We continue our dabbling into books that touch on topics in American history and society. Part one is here.
Edith Wharton is best known for writing The Age of Innocence, The House of Mirth, and Ethan Frome, but Francesca would first recommend one of her lesser-known novels, The Custom of the Country, for its readability and deliciously entertaining drama. It is the story of Undine Spragg, who rises to ever higher socioeconomic levels by marrying successively more socioeconomically desirable husbands. Francesca wrote a long thesis paper on this book in college and can tell you some interesting trivia which deepens the book. In 1913, when The Custom of the Country was written, the divorce rate in America had recently doubled, from 2 percent to 4 percent (yes, I know, I know) and there was much concern for the state of American marriage. This, combined with Wharton’s interest in women’s inability to change their life circumstances except through their husbands, led her to ask: What if we take both of these situations together to their logical conclusion? The result is a main character you will love to hate. And, also, a window into just-post-Edwardian New York, which Francesca always loves. New York in 1913 had a lot going on, indeed. And fantastic clothes.

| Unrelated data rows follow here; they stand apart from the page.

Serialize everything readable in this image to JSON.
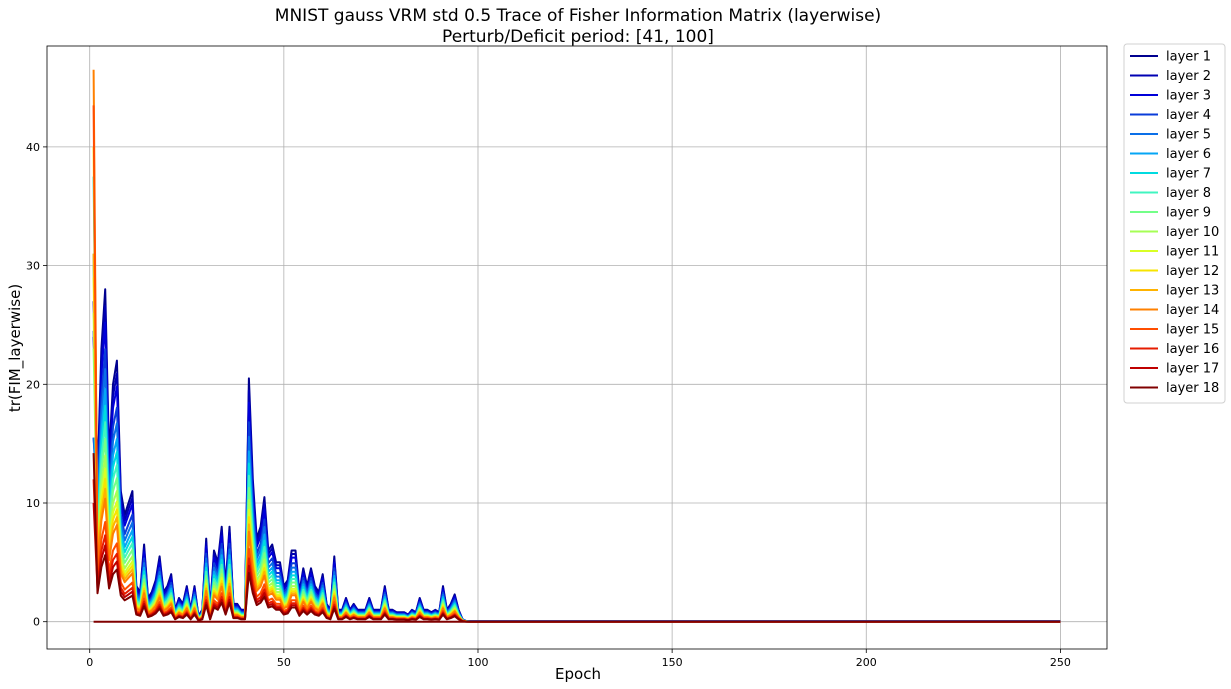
{
  "chart_data": {
    "type": "line",
    "title": "MNIST gauss VRM std 0.5 Trace of Fisher Information Matrix (layerwise)",
    "subtitle": "Perturb/Deficit period: [41, 100]",
    "xlabel": "Epoch",
    "ylabel": "tr(FIM_layerwise)",
    "xlim": [
      -11,
      262
    ],
    "ylim": [
      -2.3,
      48.5
    ],
    "xticks": [
      0,
      50,
      100,
      150,
      200,
      250
    ],
    "yticks": [
      0,
      10,
      20,
      30,
      40
    ],
    "grid": true,
    "legend_position": "outside-right-top",
    "base_curve": {
      "epochs": [
        1,
        2,
        3,
        4,
        5,
        6,
        7,
        8,
        9,
        10,
        11,
        12,
        13,
        14,
        15,
        16,
        17,
        18,
        19,
        20,
        21,
        22,
        23,
        24,
        25,
        26,
        27,
        28,
        29,
        30,
        31,
        32,
        33,
        34,
        35,
        36,
        37,
        38,
        39,
        40,
        41,
        42,
        43,
        44,
        45,
        46,
        47,
        48,
        49,
        50,
        51,
        52,
        53,
        54,
        55,
        56,
        57,
        58,
        59,
        60,
        61,
        62,
        63,
        64,
        65,
        66,
        67,
        68,
        69,
        70,
        71,
        72,
        73,
        74,
        75,
        76,
        77,
        78,
        79,
        80,
        81,
        82,
        83,
        84,
        85,
        86,
        87,
        88,
        89,
        90,
        91,
        92,
        93,
        94,
        95,
        96,
        97,
        98,
        99,
        100,
        101,
        110,
        120,
        130,
        140,
        150,
        160,
        170,
        180,
        190,
        200,
        210,
        220,
        230,
        240,
        250
      ],
      "values": [
        27,
        12,
        23,
        28,
        14,
        20,
        22,
        11,
        9,
        10,
        11,
        3,
        2.5,
        6.5,
        2,
        2.5,
        3.5,
        5.5,
        2.5,
        3,
        4,
        1,
        2,
        1.5,
        3,
        1,
        3,
        0.5,
        1,
        7,
        1,
        6,
        5,
        8,
        3,
        8,
        1.5,
        1.5,
        1,
        1,
        20.5,
        12,
        7,
        8,
        10.5,
        6,
        6.5,
        5,
        5,
        3,
        3.5,
        6,
        6,
        2.5,
        4.5,
        3,
        4.5,
        3,
        2.5,
        4,
        1.5,
        1,
        5.5,
        1,
        1,
        2,
        1,
        1.5,
        1,
        1,
        1,
        2,
        1,
        1,
        1,
        3,
        1,
        1,
        0.8,
        0.8,
        0.8,
        0.6,
        1,
        0.8,
        2,
        1,
        1,
        0.8,
        1,
        0.8,
        3,
        1,
        1.5,
        2.3,
        1,
        0.2,
        0.05,
        0.03,
        0.03,
        0.03,
        0.03,
        0.03,
        0.03,
        0.03,
        0.03,
        0.03,
        0.03,
        0.03,
        0.03,
        0.03,
        0.03,
        0.03,
        0.03,
        0.03,
        0.03,
        0.03
      ]
    },
    "series": [
      {
        "name": "layer 1",
        "color": "#00008f",
        "scale": 1.0,
        "first": 27.0
      },
      {
        "name": "layer 2",
        "color": "#0000b3",
        "scale": 0.95,
        "first": 24.0
      },
      {
        "name": "layer 3",
        "color": "#0000d9",
        "scale": 0.9,
        "first": 15.5
      },
      {
        "name": "layer 4",
        "color": "#0a3cd9",
        "scale": 0.82,
        "first": 24.5
      },
      {
        "name": "layer 5",
        "color": "#0a6fe8",
        "scale": 0.76,
        "first": 15.5
      },
      {
        "name": "layer 6",
        "color": "#05a6f5",
        "scale": 0.7,
        "first": 31.0
      },
      {
        "name": "layer 7",
        "color": "#00dbe0",
        "scale": 0.65,
        "first": 37.5
      },
      {
        "name": "layer 8",
        "color": "#40f5c0",
        "scale": 0.6,
        "first": 30.0
      },
      {
        "name": "layer 9",
        "color": "#73ff88",
        "scale": 0.55,
        "first": 23.0
      },
      {
        "name": "layer 10",
        "color": "#a6ff55",
        "scale": 0.5,
        "first": 26.0
      },
      {
        "name": "layer 11",
        "color": "#d9ff25",
        "scale": 0.46,
        "first": 29.0
      },
      {
        "name": "layer 12",
        "color": "#f7e400",
        "scale": 0.43,
        "first": 40.0
      },
      {
        "name": "layer 13",
        "color": "#ffb300",
        "scale": 0.4,
        "first": 31.0
      },
      {
        "name": "layer 14",
        "color": "#ff8000",
        "scale": 0.37,
        "first": 46.5
      },
      {
        "name": "layer 15",
        "color": "#ff4d00",
        "scale": 0.3,
        "first": 43.5
      },
      {
        "name": "layer 16",
        "color": "#e61c00",
        "scale": 0.26,
        "first": 12.0
      },
      {
        "name": "layer 17",
        "color": "#bf0000",
        "scale": 0.23,
        "first": 10.0
      },
      {
        "name": "layer 18",
        "color": "#800000",
        "scale": 0.2,
        "first": 14.2
      }
    ]
  }
}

This week, Francesca recommends two books by one of Francesca’s favorite authors, Mr. John Steinbeck. Sure, his writing is wordy. It is also relatable. Reading a Steinbeck story is like having a grandpa telling Francesca stories by the fire. Sometimes they comforting. Sometimes they are scary. Always there is something familiar about them. They speak of, and to, the American soul!

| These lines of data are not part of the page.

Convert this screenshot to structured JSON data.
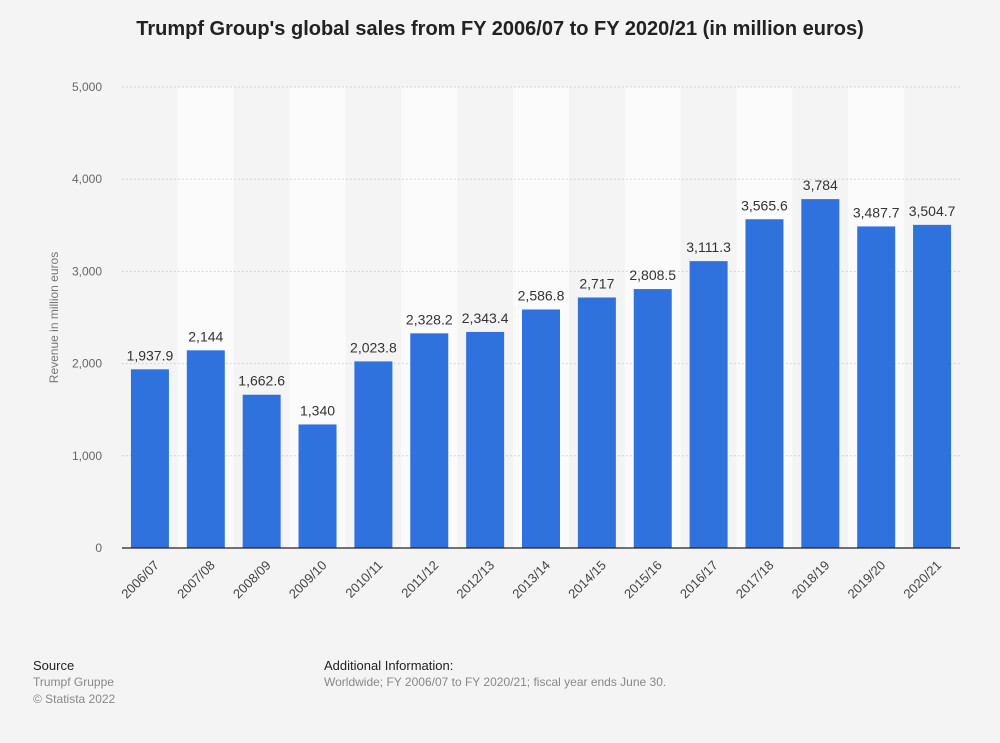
{
  "chart_data": {
    "type": "bar",
    "title": "Trumpf Group's global sales from FY 2006/07 to FY 2020/21 (in million euros)",
    "ylabel": "Revenue in million euros",
    "xlabel": "",
    "ylim": [
      0,
      5000
    ],
    "y_ticks": [
      "0",
      "1,000",
      "2,000",
      "3,000",
      "4,000",
      "5,000"
    ],
    "categories": [
      "2006/07",
      "2007/08",
      "2008/09",
      "2009/10",
      "2010/11",
      "2011/12",
      "2012/13",
      "2013/14",
      "2014/15",
      "2015/16",
      "2016/17",
      "2017/18",
      "2018/19",
      "2019/20",
      "2020/21"
    ],
    "values": [
      1937.9,
      2144,
      1662.6,
      1340,
      2023.8,
      2328.2,
      2343.4,
      2586.8,
      2717,
      2808.5,
      3111.3,
      3565.6,
      3784,
      3487.7,
      3504.7
    ],
    "value_labels": [
      "1,937.9",
      "2,144",
      "1,662.6",
      "1,340",
      "2,023.8",
      "2,328.2",
      "2,343.4",
      "2,586.8",
      "2,717",
      "2,808.5",
      "3,111.3",
      "3,565.6",
      "3,784",
      "3,487.7",
      "3,504.7"
    ],
    "bar_color": "#2f72de",
    "grid": true,
    "legend": "none"
  },
  "footer": {
    "source_heading": "Source",
    "source_lines": [
      "Trumpf Gruppe",
      "© Statista 2022"
    ],
    "info_heading": "Additional Information:",
    "info_text": "Worldwide; FY 2006/07 to FY 2020/21; fiscal year ends June 30."
  }
}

East of Eden is an epic novel of . . . well, epic, nay Biblical, proportions. Indeed, the many, many Biblical allusions (and even outright references) will amuse and gratify anyone familiar with the Book of Genesis. The story follows several generations of two families in California’s Salinas valley at the start of the 20th century. It’s got patricide. It’s got prostitution. It’s got sibling rivalry. It’s also got nobility, and dignity, and wisdom. Steinbeck considered it his greatest work, and Francesca agrees.

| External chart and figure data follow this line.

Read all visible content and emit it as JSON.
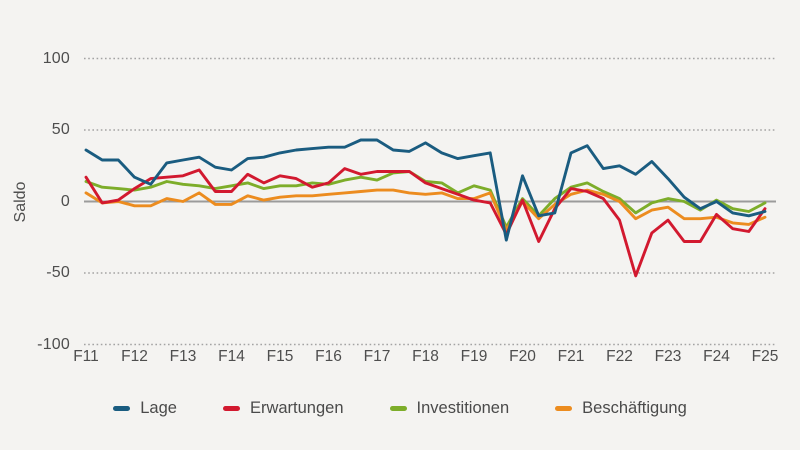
{
  "chart_data": {
    "type": "line",
    "title": "",
    "ylabel": "Saldo",
    "xlabel": "",
    "grid": "dotted-horizontal",
    "legend_position": "bottom",
    "points_per_year": 3,
    "ylim": [
      -115,
      130
    ],
    "yticks": [
      100,
      50,
      0,
      -50,
      -100
    ],
    "ytick_labels": [
      "100",
      "50",
      "0",
      "-50",
      "-100"
    ],
    "x_tick_labels": [
      "F11",
      "F12",
      "F13",
      "F14",
      "F15",
      "F16",
      "F17",
      "F18",
      "F19",
      "F20",
      "F21",
      "F22",
      "F23",
      "F24",
      "F25"
    ],
    "series": [
      {
        "name": "Lage",
        "color": "#1a5c80",
        "values": [
          36,
          29,
          29,
          17,
          12,
          27,
          29,
          31,
          24,
          22,
          30,
          31,
          34,
          36,
          37,
          38,
          38,
          43,
          43,
          36,
          35,
          41,
          34,
          30,
          32,
          34,
          -27,
          18,
          -10,
          -8,
          34,
          39,
          23,
          25,
          19,
          28,
          16,
          3,
          -5,
          0,
          -8,
          -10,
          -7
        ]
      },
      {
        "name": "Erwartungen",
        "color": "#d2192f",
        "values": [
          17,
          -1,
          1,
          9,
          16,
          17,
          18,
          22,
          7,
          7,
          19,
          13,
          18,
          16,
          10,
          13,
          23,
          19,
          21,
          21,
          21,
          13,
          9,
          5,
          1,
          -1,
          -23,
          1,
          -28,
          -5,
          9,
          7,
          2,
          -13,
          -52,
          -22,
          -13,
          -28,
          -28,
          -9,
          -19,
          -21,
          -5
        ]
      },
      {
        "name": "Investitionen",
        "color": "#7dad2a",
        "values": [
          14,
          10,
          9,
          8,
          10,
          14,
          12,
          11,
          9,
          11,
          13,
          9,
          11,
          11,
          13,
          12,
          15,
          17,
          15,
          20,
          21,
          14,
          13,
          6,
          11,
          8,
          -18,
          2,
          -10,
          2,
          10,
          13,
          7,
          2,
          -8,
          -1,
          2,
          0,
          -6,
          1,
          -5,
          -7,
          -1
        ]
      },
      {
        "name": "Beschäftigung",
        "color": "#ec8c1f",
        "values": [
          6,
          -1,
          0,
          -3,
          -3,
          2,
          0,
          6,
          -2,
          -2,
          4,
          1,
          3,
          4,
          4,
          5,
          6,
          7,
          8,
          8,
          6,
          5,
          6,
          2,
          2,
          6,
          -20,
          0,
          -12,
          -2,
          5,
          8,
          5,
          0,
          -12,
          -6,
          -4,
          -12,
          -12,
          -11,
          -15,
          -16,
          -11
        ]
      }
    ]
  },
  "colors": {
    "background": "#f4f3f1",
    "zero_line": "#9b9b9b",
    "gridline": "#a3a3a3",
    "tick_text": "#4e4e4e"
  }
}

Francesca studied The Grapes of Wrath in 11th grade, and it is only because she had a wonderful, wonderful teacher that she escaped the great tragedy which is other people thinking the book is boring. As Francesca often says, “the best way to kill a book is to teach it in high school.” This book is wonderful. It follows a family who is driven out of the Oklahoma farm by the dust bowl of the 1930’s and the Great Depression, and make their way to California. The injustices they suffer along the way at the hands of other Americans are very angering, and gain an extra level of poignancy when read now, after, say, the Katrina debacle. The chapter in which we find out why the book is called The Grapes of Wrath is one of the most lyrical, beautiful, goose-bump inducing pieces of writing ever.
Francesca wishes everyone happy reading! xoxo!